In the following, let $X$ be a $n\times p$ matrix with $p$ pivots. Let ${\bf x}_1 ,\ldots, {\bf x}_n$ be the $n$ rows of $X$.
- Show that $X^TX$ is positive definite.
- Find best one dimensional linear space that best represents the rows of $X$ in a mean square sense. Specifically, if $\mathcal L$ is a linear space and ${\bf x}^{\mathcal L}$ is the projection of $\bf x$ into $\mathcal L$, then find
```
$$\arg\min_{\mathcal L} || {\bf x}_i - {\bf x}_i^{\mathcal L} ||^2.$$
```
- Generalize the above for $k-$dimensional linear spaces that best represent the rows of $X$ in a mean square sense.
- Write the analogs of the above observations for the columns of $X$.
If $A$ is a symmetric matrix, prove the Cayley Hamilton Theorem: $A$ satisfies its own characteristic equation.
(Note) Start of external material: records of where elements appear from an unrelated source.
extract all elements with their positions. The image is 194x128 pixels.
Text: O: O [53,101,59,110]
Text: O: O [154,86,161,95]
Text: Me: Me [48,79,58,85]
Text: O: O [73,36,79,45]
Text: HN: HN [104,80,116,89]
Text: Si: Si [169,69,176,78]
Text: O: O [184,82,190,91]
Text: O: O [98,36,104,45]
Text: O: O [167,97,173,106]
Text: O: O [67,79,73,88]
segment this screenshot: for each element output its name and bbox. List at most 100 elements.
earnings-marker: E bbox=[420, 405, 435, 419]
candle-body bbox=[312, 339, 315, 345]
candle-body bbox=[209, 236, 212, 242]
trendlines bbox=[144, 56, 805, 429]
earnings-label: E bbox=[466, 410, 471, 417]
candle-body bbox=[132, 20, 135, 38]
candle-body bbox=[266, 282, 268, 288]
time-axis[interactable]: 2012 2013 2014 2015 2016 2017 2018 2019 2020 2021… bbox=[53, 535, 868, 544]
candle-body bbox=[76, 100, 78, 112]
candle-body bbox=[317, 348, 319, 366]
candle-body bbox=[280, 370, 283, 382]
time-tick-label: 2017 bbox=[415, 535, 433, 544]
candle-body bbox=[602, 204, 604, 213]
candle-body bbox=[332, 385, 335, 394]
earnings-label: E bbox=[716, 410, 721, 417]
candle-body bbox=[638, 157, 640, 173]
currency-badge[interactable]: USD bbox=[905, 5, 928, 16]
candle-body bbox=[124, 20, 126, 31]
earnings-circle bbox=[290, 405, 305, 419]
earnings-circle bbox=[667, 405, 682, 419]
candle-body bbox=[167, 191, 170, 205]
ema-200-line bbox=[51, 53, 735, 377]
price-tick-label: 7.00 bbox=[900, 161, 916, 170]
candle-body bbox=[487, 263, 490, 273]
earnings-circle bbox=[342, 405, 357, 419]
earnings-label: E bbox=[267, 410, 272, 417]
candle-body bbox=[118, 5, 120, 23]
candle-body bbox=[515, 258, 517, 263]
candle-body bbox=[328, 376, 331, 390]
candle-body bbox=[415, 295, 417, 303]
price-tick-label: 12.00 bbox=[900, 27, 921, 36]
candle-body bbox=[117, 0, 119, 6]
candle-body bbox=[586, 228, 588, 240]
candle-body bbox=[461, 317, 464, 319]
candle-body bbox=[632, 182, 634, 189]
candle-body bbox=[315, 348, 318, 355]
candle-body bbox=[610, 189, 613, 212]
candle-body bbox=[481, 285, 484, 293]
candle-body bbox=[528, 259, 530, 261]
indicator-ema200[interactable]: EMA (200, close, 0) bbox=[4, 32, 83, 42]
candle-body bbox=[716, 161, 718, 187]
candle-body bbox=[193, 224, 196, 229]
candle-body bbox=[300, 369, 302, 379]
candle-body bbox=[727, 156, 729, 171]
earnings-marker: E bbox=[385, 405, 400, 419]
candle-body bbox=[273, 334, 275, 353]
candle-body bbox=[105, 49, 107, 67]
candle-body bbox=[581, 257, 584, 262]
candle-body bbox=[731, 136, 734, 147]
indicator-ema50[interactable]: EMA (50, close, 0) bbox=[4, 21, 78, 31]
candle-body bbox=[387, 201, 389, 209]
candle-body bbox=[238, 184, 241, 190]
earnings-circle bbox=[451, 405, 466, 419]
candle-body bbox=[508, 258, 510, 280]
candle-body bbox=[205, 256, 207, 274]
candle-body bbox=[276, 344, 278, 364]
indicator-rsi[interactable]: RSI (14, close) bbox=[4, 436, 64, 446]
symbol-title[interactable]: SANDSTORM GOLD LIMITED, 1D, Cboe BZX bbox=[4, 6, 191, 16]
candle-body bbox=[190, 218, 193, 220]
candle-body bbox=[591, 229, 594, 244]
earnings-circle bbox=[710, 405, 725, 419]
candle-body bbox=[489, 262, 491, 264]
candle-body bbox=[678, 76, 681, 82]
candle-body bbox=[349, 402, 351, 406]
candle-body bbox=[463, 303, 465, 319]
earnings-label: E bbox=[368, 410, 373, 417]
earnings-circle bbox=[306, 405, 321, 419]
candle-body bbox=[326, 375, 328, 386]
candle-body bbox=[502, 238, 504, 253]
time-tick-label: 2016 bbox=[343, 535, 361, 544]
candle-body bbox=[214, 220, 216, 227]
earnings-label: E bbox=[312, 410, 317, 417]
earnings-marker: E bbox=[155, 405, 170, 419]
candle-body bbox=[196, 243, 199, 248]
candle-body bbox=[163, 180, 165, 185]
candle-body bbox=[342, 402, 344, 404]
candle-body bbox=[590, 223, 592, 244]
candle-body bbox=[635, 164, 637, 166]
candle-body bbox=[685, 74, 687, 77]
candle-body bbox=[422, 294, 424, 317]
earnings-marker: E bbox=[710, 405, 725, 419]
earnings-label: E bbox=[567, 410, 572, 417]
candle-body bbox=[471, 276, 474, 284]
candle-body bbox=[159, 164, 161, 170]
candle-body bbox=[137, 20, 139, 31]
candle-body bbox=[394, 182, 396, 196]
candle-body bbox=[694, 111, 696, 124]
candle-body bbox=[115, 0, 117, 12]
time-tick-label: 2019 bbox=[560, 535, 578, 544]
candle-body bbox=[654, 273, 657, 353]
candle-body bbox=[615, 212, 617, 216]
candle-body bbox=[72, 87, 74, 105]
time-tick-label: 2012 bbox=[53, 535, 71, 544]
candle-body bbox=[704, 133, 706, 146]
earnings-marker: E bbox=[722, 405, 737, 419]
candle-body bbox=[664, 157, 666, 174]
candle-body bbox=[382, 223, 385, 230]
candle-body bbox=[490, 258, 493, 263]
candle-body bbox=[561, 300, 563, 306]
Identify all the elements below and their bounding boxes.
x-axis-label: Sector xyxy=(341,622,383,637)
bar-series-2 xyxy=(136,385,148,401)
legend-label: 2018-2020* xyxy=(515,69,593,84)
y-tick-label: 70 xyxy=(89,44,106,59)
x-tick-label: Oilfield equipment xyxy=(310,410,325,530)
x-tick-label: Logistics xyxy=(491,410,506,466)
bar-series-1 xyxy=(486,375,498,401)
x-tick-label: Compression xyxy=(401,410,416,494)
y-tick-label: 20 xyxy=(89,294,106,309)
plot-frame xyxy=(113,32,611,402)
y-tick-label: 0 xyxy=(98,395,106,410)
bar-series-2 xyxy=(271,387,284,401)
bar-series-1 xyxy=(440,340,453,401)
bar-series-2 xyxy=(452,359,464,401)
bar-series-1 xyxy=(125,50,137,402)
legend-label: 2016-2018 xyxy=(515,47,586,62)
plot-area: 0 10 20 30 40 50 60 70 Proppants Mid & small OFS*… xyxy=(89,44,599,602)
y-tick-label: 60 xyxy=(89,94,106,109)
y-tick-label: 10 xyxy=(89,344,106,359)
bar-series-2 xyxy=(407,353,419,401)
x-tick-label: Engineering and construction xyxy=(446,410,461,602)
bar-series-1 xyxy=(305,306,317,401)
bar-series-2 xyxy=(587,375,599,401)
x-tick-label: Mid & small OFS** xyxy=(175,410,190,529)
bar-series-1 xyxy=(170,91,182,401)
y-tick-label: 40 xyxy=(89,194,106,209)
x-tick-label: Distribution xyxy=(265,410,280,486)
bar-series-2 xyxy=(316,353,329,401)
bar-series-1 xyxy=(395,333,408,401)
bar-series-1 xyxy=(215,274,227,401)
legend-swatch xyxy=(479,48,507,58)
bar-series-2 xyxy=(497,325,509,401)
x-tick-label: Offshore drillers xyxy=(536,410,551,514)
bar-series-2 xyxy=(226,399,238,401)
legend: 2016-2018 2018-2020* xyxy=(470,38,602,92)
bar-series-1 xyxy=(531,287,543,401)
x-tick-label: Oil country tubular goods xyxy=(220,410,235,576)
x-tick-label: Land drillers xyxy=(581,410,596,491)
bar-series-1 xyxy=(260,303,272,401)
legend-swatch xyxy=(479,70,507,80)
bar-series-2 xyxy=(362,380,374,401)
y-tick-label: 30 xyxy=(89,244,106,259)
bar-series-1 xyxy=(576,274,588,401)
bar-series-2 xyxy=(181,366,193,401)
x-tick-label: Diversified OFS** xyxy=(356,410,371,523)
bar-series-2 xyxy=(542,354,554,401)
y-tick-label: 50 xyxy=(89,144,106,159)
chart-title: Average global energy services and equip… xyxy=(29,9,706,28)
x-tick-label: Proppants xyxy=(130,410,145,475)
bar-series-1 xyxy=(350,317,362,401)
Specifically, let $p(\lambda) = | A- \lambda I |$ be the characteristic equation of $A$. Show that $p(A)={\bf 0}$.

For example, the characteristic of $A=\begin{bmatrix} 1 & 2 \\ 2 & 1 \end{bmatrix}$ is $\lambda^2 - 2\lambda -3$, and sure enough, $A^2= AA = \begin{bmatrix} 5 & 4\\4& 5\end{bmatrix}$, so that $A^2 - 2A -3I =0$. You should of course prove it in general for all symmetric matrices, not a specific example.

The Cayley-Hamilton Theorem holds for all square matrices, not just symmetric matrices. The general proof is too involved for our course. But the symmetric case is easy to prove using the spectral decomposition theorem and elementary observations.
Let $A$ be a symmetric matrix. How would you find $A^100$? What about $A^{1/2}$? From the above, can you define $e^A$ and $f(A)$ in general?